Actin interaction. Direct interaction and binding of S100A4 with actin has been demonstrated. This process is obtained, in the presence of calcium ions, at a ratio of 3 to 5:1. This high ratio of S100A4 to actin is intriguing, especially in view of that of other actin-binding proteins, suggesting possible oligomerisation of S100A4 with itself as well as its ability to cross-link actin filaments [107, 108]. Further association of S100A4 with actin stress fibres have been reported both in vitro and in vivo [108, 109], although it is important to highlight that it is unsure whether this interaction is the result of direct protein interactions or is the result of an association of S100A4 with other actin-associated factors. To this date, the biological consequences of such a partnership have not been deciphered and the true role of their interaction remains to be elucidated.

Liprin interaction. S100A4 has been shown to interact with the liprin family of proteins and both can be seen to colocalise at the plasma membrane [110]. Interaction of these two proteins leads to reduction in phosphorylation of the liprin β1 molecule. Current thinking indicates that the liprin family of proteins are key promoters of cellular migration [47, 111]. Among possible functions to regulate cytoskeletal remodelling at the leading edge, liprins have been shown to interact with formin proteins and affect the appropriate localisation of the formin mDia to the plasma membrane. Their interaction is modulated by liprin binding to the FH3-DD domains on mDia, preferably when in the open configuration after Rho-GTPase activation (Figure 3, [47]). In cells, Liprin α1 has been shown to form a pentameric complex with another isoform, liprin –β1 as well as LL5 and ERC1/ELKS proteins.
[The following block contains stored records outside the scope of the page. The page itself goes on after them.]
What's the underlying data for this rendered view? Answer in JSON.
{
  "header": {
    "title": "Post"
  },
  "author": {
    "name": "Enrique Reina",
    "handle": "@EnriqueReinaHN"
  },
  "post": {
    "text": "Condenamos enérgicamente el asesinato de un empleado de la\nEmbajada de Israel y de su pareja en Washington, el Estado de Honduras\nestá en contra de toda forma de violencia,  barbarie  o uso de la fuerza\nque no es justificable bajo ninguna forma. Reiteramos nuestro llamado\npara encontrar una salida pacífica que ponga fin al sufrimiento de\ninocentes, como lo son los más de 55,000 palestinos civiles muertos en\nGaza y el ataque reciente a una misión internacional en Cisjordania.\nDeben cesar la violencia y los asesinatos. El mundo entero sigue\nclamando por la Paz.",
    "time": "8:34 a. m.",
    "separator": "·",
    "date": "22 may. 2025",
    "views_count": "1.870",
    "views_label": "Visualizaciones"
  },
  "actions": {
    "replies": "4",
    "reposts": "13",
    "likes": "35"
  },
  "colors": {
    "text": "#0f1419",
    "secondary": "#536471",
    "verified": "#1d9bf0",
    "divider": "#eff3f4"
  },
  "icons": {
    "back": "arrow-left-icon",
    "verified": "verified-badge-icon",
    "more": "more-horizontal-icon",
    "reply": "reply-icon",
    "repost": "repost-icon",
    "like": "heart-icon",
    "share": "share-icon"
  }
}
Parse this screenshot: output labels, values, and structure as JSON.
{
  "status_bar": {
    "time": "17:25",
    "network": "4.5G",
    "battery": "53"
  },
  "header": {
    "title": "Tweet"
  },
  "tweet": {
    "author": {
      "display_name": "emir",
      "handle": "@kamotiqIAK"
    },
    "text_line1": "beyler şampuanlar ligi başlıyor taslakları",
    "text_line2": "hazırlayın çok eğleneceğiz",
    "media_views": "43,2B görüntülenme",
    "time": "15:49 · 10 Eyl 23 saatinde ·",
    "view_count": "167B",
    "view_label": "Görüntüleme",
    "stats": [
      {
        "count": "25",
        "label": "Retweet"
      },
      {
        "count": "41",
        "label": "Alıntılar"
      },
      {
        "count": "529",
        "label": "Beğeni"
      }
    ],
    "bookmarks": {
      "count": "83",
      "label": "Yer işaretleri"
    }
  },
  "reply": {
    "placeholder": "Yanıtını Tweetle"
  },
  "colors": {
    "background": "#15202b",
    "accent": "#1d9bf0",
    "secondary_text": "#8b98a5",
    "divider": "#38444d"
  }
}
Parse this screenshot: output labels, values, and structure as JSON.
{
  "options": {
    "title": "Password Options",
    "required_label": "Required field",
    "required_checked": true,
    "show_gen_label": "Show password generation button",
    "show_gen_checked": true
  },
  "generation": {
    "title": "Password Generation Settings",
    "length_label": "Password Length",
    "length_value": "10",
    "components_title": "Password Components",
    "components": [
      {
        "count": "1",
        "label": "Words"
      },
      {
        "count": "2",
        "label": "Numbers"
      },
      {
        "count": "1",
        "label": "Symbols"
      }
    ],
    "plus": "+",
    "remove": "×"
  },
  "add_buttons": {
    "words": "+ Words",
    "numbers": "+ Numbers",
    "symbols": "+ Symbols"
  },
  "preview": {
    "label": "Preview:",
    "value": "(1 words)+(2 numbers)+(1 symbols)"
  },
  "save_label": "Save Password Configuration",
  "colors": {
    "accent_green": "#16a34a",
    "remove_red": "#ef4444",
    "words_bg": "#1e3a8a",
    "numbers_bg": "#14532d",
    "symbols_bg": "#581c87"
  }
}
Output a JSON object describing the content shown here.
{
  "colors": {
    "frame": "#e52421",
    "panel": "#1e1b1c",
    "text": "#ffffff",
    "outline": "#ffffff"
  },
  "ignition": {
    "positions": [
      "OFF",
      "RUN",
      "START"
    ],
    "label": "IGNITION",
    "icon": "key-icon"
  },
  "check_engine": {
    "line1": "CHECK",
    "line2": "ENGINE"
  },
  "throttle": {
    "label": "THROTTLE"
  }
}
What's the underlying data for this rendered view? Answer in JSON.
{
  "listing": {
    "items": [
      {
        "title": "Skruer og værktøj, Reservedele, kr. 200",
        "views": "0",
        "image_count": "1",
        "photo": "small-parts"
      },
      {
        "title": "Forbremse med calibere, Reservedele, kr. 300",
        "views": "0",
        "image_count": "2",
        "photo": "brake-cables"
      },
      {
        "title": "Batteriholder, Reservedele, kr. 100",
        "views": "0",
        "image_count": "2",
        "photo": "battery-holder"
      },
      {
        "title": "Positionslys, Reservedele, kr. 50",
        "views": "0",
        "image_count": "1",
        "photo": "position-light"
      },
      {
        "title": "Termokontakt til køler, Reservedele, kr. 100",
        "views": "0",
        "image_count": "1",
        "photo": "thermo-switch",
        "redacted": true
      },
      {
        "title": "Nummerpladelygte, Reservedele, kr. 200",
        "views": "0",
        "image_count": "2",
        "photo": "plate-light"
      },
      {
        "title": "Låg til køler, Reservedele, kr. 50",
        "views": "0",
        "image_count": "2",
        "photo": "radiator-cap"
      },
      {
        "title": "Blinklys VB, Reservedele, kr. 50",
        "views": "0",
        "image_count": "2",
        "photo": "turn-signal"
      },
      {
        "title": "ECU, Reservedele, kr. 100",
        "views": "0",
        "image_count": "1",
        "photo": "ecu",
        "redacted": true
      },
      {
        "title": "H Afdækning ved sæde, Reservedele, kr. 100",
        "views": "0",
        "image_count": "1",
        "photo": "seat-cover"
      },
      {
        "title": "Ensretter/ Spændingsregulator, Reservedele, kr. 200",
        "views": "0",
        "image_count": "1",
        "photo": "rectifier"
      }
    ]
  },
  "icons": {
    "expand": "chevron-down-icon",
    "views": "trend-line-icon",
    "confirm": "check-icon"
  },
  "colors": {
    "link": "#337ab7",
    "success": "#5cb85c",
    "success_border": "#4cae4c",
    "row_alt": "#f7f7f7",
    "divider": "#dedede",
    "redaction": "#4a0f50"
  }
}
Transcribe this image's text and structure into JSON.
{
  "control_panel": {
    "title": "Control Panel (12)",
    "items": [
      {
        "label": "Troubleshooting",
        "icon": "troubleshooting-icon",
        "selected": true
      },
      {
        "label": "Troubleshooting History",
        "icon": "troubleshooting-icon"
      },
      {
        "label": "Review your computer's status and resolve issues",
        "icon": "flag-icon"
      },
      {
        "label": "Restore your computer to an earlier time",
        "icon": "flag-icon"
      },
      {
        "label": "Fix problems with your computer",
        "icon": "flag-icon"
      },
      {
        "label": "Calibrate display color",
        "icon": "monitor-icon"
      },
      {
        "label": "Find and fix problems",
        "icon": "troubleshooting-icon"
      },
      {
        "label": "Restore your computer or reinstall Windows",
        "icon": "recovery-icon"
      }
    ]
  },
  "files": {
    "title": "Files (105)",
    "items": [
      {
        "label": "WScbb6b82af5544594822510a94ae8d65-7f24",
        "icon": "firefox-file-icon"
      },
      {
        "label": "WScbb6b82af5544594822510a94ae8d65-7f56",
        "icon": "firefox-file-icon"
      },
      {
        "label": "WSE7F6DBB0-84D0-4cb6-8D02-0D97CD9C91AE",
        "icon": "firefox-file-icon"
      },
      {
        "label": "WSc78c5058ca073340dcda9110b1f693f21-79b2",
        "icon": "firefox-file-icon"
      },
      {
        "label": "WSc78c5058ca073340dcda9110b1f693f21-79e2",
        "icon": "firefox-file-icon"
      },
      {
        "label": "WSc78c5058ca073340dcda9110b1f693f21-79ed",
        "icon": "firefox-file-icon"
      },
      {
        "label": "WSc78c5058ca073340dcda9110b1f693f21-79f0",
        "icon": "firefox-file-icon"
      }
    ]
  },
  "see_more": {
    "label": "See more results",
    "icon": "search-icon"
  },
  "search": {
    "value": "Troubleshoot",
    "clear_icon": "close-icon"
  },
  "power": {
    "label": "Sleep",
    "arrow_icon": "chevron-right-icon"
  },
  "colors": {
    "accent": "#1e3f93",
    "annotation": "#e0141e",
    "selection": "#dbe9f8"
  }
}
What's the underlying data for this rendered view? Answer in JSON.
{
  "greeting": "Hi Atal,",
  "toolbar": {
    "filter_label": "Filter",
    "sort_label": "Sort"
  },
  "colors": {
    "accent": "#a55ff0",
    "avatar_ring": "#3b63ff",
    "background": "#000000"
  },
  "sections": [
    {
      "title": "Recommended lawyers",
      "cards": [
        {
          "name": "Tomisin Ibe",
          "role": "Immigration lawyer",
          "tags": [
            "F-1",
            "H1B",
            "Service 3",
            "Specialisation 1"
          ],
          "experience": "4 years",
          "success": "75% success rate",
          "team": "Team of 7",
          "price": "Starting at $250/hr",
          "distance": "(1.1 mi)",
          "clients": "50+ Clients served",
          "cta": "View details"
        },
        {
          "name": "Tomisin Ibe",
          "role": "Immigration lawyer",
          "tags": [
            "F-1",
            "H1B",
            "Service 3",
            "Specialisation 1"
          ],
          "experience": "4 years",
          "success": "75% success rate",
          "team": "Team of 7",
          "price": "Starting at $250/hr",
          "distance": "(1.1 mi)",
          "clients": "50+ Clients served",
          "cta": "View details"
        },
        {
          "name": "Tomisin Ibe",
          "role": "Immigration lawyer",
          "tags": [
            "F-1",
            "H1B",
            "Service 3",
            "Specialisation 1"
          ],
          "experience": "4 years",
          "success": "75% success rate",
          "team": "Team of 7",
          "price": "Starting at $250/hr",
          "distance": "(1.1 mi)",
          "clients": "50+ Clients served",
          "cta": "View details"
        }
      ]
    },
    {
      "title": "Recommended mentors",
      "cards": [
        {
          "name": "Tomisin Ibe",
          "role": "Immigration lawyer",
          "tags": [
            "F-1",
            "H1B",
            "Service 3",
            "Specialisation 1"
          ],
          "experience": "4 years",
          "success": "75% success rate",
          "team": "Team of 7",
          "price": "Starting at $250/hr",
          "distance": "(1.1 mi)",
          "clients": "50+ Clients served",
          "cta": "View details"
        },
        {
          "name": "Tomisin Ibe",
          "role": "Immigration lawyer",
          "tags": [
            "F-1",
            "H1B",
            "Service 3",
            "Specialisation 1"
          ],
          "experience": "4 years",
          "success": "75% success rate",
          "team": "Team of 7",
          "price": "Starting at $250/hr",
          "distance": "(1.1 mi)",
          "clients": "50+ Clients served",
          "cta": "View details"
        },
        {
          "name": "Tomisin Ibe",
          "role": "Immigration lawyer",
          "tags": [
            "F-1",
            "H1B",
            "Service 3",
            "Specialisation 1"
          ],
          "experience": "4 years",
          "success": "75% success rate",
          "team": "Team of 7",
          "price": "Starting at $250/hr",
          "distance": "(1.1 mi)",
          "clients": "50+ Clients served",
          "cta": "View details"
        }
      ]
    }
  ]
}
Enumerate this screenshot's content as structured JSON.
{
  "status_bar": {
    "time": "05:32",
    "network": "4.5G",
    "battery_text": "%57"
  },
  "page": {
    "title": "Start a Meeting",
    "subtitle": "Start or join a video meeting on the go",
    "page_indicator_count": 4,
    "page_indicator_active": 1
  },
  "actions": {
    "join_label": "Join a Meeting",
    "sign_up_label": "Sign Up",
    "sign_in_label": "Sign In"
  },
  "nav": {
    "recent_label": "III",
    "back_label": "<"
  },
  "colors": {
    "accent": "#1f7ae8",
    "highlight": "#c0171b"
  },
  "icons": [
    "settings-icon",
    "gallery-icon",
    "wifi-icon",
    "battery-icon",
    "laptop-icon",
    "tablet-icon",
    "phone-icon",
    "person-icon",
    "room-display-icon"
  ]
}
This complex is located primarily at the leading edge of migrating cells and stimulates lamellipodia formation [112] as well as integrin-mediated focal adhesion stability [113]. Other reports further demonstrate the essential functions of liprin on stabilising lamellipodia and invadopodia [114]. The true involvement of S100A4 in the regulation of liprin and/or formin activities is currently missing, but one could hypothesise that the three protein functions may be intertwined. Given that S100A4 expression has been linked to filopodia instability [105], and the critical known role of formins in the process [58], one could for instance speculate and put forward a new formin-liprin-dependent function for this small calcium-binding protein.

Rhotekin interaction. S100A4 has recently been linked to into the Rho-GTPase pathway through its association with the scaffold protein Rhotekin. The Rho-GTPase family has been demonstrated to be a key regulator of the actin cytoskeleton structure and organisation. Initially, their roles appeared to remodel the formation of stress fibres, myosin activities and focal adhesion formation through modulations of its two main effectors ROCK and mDia [115, 116]. Activation of ROCK, a Rho-associated coiled- coil serine/threonine kinase, would result in phosphorylation of myosin phosphatases, which, in turn, would lead to increase phosphorylation of RLC and subsequent contractibility of NMMIIA (as discussed above). Actin polymerisation through the mDia axis would also be stimulated by ROCK and Rho-GTPase [116, 117], resulting in actin filament and ultimately fibre formation. More recent analysis clearly demonstrates that Rho activity is a key in the process of restructuring the leading edge in migrating cells, particularly RhoA [118–121]. Activation of RhoA has further been demonstrated to take place within a short distance of the leading edge, regulating cellular protrusion in the process, preceding the activation of other GTPases such as Rac1 and Cdc42 [120]. A ternary complex consisting of RhoA, Rhotekin and S100A4 has been shown to play a key role in hijacking this complex towards the leading edge to stimulate membrane ruffling in lieu of stress fibres [122]. S100A4 binding specifically to the Rho-binding domain of Rhotekin does not interfere with the association of the scaffolding protein with RhoA, and instead, leads to further activation of the complex, although the direct effectors of this process to fully explain how this enhances lamellae formation remain unknown [122].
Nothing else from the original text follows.